Perfection

I wanted a job. I wanted an apartment. I wanted to feel free. As I lay here, the minutes ticking by, and the sun shining in my bedroom window, I know it’s time to get up. I am not free.

Things always look better until you get what you want. I have a job that makes me feel like I’m suffocating. I want to write. To paint. I want to walk out of my apartment and instead of going to work, go for a long walk and do photography and clear my head.

As of right now, I work a job that has me work 7 days in a row every other week. It’s a heavy people person job, which I can be but it’s not a defining quality. Every time I have to get up, I can feel myself withering away. My grandma just passed and I keep screwing up at work. Just from sheer exhaustion and I guess I just don’t want to be there.

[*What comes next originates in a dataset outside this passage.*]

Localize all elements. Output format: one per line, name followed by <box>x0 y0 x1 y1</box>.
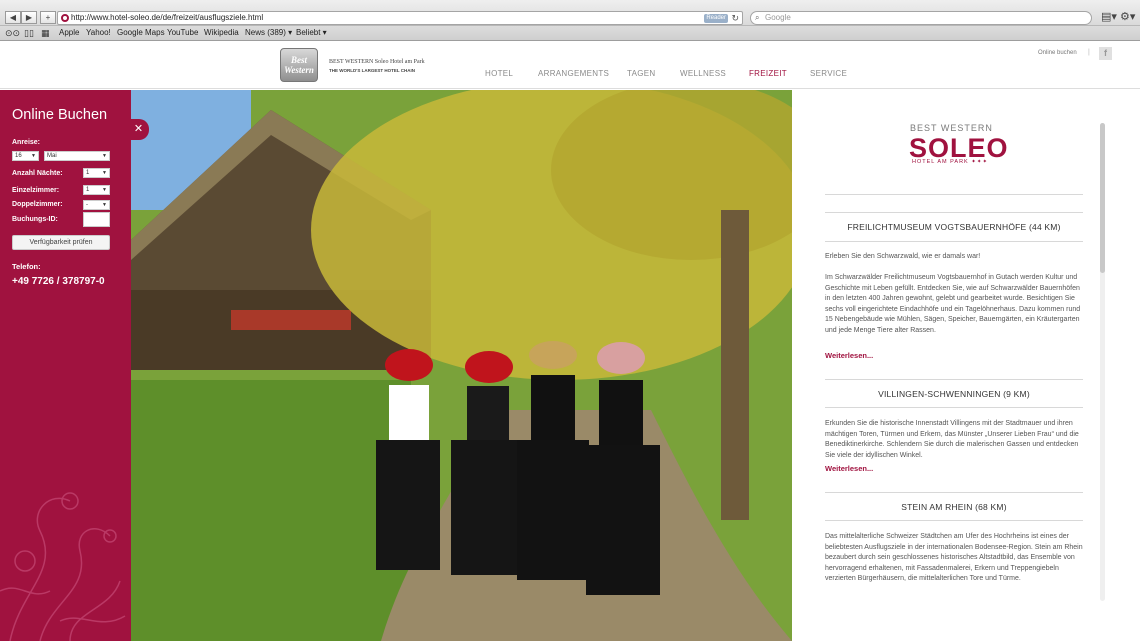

I have a trip planned for Colorado, next week. I think when I get back I’ll start to dig myself out of this hole. I have felt so pointless and hopeless for so long. I just need to be happy. I need to think for a bit. When I come back I am going to take a weekend to just pull my life out of the darkness and misery it’s been for the last year.

I don’t know how to get out of bed today. I know I will because there is no choice. But, I’m just so unhappy. I’ve been trying for so long to be perfect. Tan, slim, happy, rested. Perfection is constantly on my mind. I let no one down. I feel guilty for everything I do. But, at some point it’s enough. I’m unhappy. What about me?